The first of multiple in-person campaign stops in Virginia, Emhoff was greeted by several dozen supporters. Spaced apart in Rives Park, supporters held signs showing their support for Joe Biden and Harris and gave muffled cheers from behind their masks.
“It’s my birthday and there’s no place I’d rather be than to be right back here in Virginia, again, talking about the Biden/Harris ticket,” he said.
Emhoff, a lawyer who married Harris is 2014, said he was in the Commonwealth not only to encourage voter registration but also to encourage first-time voters to support the Biden/Harris ticket.
“Just this past week, I had a chance to meet with students in Nevada and Colorado, some of whom like you are voting for the very first time and I can tell you, young people are so fired up and they are ready for a change because they know the stakes are high,” he said. “They know all the issues that they care about, are also on the ballot right now.”
Much of Emhoff’s speech focused on the COVID-19 pandemic and Biden’s platform, which promises free testing and treatment along with additional contact tracing. Emhoff contrasted this with the response from President Donald Trump’s administration, which he said was more focused on trying to get Amy Coney Barrett onto the Supreme Court of the United States.
“I don’t have to tell you that the Trump administration is in federal court right now, during a pandemic, trying to take your health care away, trying to take away coverage for pre-existing conditions,” he said. “This is what they’re doing right now, folks, this is what we’re up against — [Biden], [Harris] and you and like so many of us believe that healthcare is a right.”
Emhoff was joined at the campaign event by Dr. Cameron Webb, a Democrat who is running against Republican Bob Good for Virginia’s 5th District Congressional seat. Reciting a Rudyard Kipling poem, Webb encouraged voters not to give up momentum with only three weeks left until Election Day.
“What we’re here today to talk about is killing every unforgiving minute we have left between now and when the polls closed on November 3, with 60 seconds worth of distance run, running harder than we knew was possible, running faster than we thought we ever could,” he said. “Mounting up with wings like eagles being able to step into this moment and take the energy necessary to deliver victories up and down the doubt.”

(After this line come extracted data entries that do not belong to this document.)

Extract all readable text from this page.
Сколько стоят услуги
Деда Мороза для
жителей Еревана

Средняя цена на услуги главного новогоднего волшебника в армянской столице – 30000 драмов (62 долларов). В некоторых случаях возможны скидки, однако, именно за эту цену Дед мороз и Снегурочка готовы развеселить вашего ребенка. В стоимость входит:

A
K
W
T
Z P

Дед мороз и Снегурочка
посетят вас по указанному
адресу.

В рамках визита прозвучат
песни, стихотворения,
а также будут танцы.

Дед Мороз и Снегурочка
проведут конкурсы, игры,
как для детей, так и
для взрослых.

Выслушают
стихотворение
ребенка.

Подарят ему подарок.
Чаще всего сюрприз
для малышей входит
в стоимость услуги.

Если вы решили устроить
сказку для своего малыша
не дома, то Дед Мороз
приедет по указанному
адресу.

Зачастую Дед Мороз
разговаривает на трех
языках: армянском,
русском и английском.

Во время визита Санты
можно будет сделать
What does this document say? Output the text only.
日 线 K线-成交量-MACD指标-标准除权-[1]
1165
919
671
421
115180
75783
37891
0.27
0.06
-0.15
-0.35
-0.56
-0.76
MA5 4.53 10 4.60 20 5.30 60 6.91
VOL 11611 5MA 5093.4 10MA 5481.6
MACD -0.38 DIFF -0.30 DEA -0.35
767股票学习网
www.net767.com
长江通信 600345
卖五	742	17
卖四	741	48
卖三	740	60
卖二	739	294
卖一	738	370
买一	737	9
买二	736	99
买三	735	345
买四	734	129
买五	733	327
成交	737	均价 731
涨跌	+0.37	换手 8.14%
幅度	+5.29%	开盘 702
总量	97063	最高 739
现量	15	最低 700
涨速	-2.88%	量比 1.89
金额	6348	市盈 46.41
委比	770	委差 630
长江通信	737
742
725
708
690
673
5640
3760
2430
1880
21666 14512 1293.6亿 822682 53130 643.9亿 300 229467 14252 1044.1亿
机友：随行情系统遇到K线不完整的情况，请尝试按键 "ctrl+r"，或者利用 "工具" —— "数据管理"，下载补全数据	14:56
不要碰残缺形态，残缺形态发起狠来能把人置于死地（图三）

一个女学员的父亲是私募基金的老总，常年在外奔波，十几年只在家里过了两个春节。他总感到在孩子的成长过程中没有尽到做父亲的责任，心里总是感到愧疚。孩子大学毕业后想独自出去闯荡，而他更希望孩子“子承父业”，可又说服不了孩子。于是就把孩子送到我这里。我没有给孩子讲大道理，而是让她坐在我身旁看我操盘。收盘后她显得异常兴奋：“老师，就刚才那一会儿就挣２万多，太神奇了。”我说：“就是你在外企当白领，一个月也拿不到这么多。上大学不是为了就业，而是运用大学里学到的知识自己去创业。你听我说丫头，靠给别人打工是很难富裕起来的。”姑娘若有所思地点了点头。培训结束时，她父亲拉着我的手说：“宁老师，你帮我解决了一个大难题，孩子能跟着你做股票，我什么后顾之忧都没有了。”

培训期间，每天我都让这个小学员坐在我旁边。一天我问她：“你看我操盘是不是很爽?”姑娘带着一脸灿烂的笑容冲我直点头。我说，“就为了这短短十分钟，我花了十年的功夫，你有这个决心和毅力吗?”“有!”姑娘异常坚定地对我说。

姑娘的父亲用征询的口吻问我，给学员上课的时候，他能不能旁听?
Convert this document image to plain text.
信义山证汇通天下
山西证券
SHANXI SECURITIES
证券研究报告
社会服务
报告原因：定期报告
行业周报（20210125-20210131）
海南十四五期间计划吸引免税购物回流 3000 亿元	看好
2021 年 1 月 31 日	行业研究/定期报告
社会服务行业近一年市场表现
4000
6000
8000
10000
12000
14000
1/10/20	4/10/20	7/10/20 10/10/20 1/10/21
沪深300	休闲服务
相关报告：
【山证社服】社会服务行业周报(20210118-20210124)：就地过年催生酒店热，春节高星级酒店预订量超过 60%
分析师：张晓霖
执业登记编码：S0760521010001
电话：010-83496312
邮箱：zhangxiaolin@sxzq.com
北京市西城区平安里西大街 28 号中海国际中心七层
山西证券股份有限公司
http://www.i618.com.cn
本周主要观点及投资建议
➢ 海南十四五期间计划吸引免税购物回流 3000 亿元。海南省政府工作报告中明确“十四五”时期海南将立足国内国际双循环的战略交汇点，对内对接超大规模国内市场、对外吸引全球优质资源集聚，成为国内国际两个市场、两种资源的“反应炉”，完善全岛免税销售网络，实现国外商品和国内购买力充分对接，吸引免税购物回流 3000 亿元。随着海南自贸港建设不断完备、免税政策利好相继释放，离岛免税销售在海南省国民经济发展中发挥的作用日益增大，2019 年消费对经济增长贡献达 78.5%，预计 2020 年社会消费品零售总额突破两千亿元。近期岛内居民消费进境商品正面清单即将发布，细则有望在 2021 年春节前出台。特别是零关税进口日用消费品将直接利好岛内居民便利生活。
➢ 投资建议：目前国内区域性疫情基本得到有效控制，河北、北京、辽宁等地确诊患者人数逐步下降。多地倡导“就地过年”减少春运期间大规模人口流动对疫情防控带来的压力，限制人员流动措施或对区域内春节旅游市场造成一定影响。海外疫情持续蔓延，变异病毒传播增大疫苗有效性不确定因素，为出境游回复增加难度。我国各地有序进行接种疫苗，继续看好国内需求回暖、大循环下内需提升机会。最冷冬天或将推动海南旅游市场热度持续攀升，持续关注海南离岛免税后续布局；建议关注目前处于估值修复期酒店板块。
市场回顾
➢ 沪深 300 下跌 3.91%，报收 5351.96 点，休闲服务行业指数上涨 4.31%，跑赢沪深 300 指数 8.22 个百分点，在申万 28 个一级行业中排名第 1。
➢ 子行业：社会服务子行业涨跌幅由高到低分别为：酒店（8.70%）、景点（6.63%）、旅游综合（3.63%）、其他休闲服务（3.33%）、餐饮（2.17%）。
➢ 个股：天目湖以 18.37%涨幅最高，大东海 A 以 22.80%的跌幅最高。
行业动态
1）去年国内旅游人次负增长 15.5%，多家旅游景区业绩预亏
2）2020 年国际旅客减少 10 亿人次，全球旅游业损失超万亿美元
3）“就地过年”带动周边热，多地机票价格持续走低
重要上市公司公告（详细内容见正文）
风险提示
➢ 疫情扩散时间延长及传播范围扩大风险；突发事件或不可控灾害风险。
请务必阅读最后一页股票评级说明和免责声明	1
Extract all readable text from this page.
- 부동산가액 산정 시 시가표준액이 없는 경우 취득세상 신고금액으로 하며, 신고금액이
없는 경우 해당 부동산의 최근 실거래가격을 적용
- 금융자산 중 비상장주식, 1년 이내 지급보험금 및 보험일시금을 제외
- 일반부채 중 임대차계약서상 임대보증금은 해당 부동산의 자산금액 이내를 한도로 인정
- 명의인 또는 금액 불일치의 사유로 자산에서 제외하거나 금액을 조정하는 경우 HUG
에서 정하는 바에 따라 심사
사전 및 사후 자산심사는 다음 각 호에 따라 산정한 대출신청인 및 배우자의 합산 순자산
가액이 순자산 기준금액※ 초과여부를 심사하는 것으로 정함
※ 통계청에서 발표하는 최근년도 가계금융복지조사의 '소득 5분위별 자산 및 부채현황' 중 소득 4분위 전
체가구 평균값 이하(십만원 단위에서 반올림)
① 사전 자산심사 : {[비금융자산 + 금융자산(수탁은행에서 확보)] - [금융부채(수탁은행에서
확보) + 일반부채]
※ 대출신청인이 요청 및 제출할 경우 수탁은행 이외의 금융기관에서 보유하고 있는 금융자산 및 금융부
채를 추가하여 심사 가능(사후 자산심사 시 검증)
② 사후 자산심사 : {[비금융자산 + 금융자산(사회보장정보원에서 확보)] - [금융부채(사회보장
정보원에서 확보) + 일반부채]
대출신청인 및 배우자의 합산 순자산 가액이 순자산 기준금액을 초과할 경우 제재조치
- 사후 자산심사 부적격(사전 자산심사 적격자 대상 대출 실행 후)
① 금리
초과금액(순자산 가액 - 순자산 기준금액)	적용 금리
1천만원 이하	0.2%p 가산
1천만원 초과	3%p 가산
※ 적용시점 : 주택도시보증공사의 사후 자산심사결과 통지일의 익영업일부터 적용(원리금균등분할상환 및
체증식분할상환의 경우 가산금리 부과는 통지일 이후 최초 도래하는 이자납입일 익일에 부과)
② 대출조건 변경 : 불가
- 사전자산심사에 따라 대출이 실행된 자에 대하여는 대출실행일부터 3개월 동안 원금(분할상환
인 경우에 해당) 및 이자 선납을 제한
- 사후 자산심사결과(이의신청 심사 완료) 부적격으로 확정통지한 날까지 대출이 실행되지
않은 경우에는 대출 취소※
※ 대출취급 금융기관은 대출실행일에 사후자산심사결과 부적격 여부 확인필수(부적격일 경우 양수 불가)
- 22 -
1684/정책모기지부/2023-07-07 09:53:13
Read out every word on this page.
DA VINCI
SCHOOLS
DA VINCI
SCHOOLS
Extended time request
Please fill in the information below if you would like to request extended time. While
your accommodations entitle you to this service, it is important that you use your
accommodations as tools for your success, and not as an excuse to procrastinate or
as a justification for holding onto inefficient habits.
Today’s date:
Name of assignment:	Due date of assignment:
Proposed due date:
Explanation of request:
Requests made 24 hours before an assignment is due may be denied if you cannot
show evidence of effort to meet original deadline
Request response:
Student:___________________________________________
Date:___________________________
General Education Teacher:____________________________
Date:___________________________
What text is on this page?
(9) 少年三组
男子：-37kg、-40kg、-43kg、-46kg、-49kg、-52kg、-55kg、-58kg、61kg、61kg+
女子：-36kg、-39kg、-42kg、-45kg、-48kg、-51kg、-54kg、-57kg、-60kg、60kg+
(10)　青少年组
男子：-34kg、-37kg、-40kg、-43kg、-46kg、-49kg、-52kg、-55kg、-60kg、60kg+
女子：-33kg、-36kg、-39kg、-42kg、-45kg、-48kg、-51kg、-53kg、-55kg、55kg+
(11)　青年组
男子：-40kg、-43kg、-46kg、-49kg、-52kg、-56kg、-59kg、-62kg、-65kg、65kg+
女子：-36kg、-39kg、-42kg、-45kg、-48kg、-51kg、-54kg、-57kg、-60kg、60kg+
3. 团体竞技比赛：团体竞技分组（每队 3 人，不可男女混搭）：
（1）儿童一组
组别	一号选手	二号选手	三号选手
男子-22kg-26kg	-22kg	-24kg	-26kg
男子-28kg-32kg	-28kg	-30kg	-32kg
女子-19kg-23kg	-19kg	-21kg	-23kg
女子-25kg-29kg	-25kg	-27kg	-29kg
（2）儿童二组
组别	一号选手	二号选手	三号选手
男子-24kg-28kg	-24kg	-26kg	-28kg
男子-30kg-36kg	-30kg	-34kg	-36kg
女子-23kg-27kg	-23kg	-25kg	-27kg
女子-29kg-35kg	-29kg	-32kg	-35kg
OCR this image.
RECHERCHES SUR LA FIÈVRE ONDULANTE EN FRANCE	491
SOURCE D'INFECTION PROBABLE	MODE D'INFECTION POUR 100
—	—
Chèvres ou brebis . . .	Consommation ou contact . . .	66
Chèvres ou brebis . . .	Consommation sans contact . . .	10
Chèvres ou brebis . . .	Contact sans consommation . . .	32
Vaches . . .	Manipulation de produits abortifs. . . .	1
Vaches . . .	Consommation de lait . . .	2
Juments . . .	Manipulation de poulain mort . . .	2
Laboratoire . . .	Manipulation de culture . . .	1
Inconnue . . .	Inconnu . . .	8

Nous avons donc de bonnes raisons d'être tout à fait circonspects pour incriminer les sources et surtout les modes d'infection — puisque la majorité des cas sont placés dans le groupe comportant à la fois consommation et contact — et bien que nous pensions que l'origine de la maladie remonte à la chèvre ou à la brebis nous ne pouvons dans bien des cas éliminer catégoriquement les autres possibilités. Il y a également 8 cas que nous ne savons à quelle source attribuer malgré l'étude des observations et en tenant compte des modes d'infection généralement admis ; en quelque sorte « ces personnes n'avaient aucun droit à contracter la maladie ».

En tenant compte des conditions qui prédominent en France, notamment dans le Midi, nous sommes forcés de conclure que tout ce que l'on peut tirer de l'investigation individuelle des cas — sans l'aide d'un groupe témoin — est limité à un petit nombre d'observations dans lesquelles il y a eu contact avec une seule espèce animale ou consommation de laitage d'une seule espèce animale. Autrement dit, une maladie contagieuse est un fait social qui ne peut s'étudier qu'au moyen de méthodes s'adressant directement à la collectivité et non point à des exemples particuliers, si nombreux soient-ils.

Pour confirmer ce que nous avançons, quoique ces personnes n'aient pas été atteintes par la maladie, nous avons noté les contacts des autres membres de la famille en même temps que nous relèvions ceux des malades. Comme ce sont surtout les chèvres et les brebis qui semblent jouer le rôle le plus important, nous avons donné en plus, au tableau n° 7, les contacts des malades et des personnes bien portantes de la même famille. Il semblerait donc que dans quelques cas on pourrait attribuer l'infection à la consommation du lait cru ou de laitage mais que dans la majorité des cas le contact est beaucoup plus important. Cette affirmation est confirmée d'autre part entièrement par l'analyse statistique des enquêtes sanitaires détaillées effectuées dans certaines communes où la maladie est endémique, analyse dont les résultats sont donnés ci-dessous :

Kiera Goddu, president of the University Democrats at the University of Virginia, and Albemarle County Commonwealth’s Attorney Jim Hingeley also spoke at the event, urging voters to support both Webb and Biden.
As the event was happening, Virginia voters were unable to register to vote online due to damage to a fiber optic cable caused during overnight utility work.
“This morning we were alerted by [the Virginia Information Technologies Agency] that a fiber cut near the Commonwealth Enterprise Solutions Center was impacting data circuits and VPN connectivity for multiple agencies,” the Virginia Department of Elections said in a tweet. “This has affected the citizen portal along w/registrar’s offices.”
It is unclear whether the registration deadline will be extended as a result of the outage.